O presidente Jair Bolsonaro, em pronunciamento de cerca de três minutos em rede nacional de rádio e TV nesta terça-feira, 23, no qual defendeu a postura de sua gestão em relação à compra de vacinas, “esqueceu” dois assuntos importantes envolvendo a pandemia e o seu governo nos últimos dias: a troca de ministros da Saúde e as críticas que tem feito às políticas de distanciamento social adotadas nos estados e municípios para frear o avanço do novo coronavírus.
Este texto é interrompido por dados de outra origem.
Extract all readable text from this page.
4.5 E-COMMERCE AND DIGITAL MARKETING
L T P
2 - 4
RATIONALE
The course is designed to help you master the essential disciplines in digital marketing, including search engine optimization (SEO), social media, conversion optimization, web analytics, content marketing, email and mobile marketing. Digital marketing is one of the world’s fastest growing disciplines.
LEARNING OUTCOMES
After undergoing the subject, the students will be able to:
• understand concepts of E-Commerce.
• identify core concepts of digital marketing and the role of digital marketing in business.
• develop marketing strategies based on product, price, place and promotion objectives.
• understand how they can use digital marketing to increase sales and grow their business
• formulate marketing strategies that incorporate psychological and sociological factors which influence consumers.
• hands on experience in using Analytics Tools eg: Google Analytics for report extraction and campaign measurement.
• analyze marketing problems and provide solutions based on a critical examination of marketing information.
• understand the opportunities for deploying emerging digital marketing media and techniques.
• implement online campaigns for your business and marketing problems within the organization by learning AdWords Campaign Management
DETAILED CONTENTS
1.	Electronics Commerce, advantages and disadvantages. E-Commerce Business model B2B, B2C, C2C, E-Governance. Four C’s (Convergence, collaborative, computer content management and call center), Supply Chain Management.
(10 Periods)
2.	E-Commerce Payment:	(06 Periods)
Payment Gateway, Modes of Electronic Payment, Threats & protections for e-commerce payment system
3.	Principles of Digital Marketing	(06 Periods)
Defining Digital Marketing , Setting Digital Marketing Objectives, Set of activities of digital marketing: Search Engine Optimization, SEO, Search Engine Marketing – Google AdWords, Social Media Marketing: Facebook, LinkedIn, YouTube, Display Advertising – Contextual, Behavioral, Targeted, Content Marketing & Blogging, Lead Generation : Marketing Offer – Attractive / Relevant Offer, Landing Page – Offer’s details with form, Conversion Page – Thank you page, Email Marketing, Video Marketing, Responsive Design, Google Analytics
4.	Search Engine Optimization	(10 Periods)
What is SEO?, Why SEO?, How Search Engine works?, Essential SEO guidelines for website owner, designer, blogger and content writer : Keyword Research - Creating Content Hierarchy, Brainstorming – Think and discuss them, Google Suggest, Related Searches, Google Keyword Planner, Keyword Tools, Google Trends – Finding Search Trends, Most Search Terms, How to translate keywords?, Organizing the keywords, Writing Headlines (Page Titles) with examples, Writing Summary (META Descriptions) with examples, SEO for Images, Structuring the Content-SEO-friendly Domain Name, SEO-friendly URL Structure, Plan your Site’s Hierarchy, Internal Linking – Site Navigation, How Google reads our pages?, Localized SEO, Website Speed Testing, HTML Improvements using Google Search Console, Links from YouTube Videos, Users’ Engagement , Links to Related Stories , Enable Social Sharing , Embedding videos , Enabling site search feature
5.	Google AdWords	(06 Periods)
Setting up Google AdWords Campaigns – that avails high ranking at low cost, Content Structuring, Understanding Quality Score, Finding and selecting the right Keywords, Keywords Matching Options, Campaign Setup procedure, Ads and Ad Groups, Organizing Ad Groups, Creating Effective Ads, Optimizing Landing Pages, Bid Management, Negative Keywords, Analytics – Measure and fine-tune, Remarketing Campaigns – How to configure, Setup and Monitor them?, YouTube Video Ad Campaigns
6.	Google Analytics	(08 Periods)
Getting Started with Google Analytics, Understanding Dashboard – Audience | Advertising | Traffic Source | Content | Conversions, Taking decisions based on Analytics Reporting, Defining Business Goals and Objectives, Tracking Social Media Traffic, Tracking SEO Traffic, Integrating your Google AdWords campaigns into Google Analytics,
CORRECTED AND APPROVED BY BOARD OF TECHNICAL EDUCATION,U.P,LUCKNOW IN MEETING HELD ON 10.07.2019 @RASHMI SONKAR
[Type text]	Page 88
A formalização da troca de ministros ocorreu nesta terça-feira, poucas horas antes, e foi consequência do avanço da doença – pela primeira vez, o país rompeu a marca de 3.000 mortos em 24 horas (foram 3.158): saiu o desgastado Eduardo Pazuello e entrou o médico cardiologista Marcelo Queiroga, em cerimônia discreta no Palácio do Planalto.

Se o discurso sobre a vacina em rede nacional sinalizou uma mudança de postura do presidente em relação ao tema, a omissão ao distanciamento social também mostra a disposição, ao menos por ora, de Bolsonaro não recuar em relação à posição crítica que tem sobre o assunto.

Ele chegou a ir ao Supremo Tribunal Federal para pedir o cancelamento das restrições adotadas pelos governos da Bahia, Rio Grande do Sul e Distrito Federal, mas o ministro Marco Aurélio Mello negou a liminar pedida por ele. De qualquer forma, nesta terça, Bolsonaro também não criticou, ao menos em público, as políticas de lockdown, o que já é uma inflexão, uma vez que isso vinha sendo assunto diário em suas conversas com simpatizantes ou em posts nas redes sociais.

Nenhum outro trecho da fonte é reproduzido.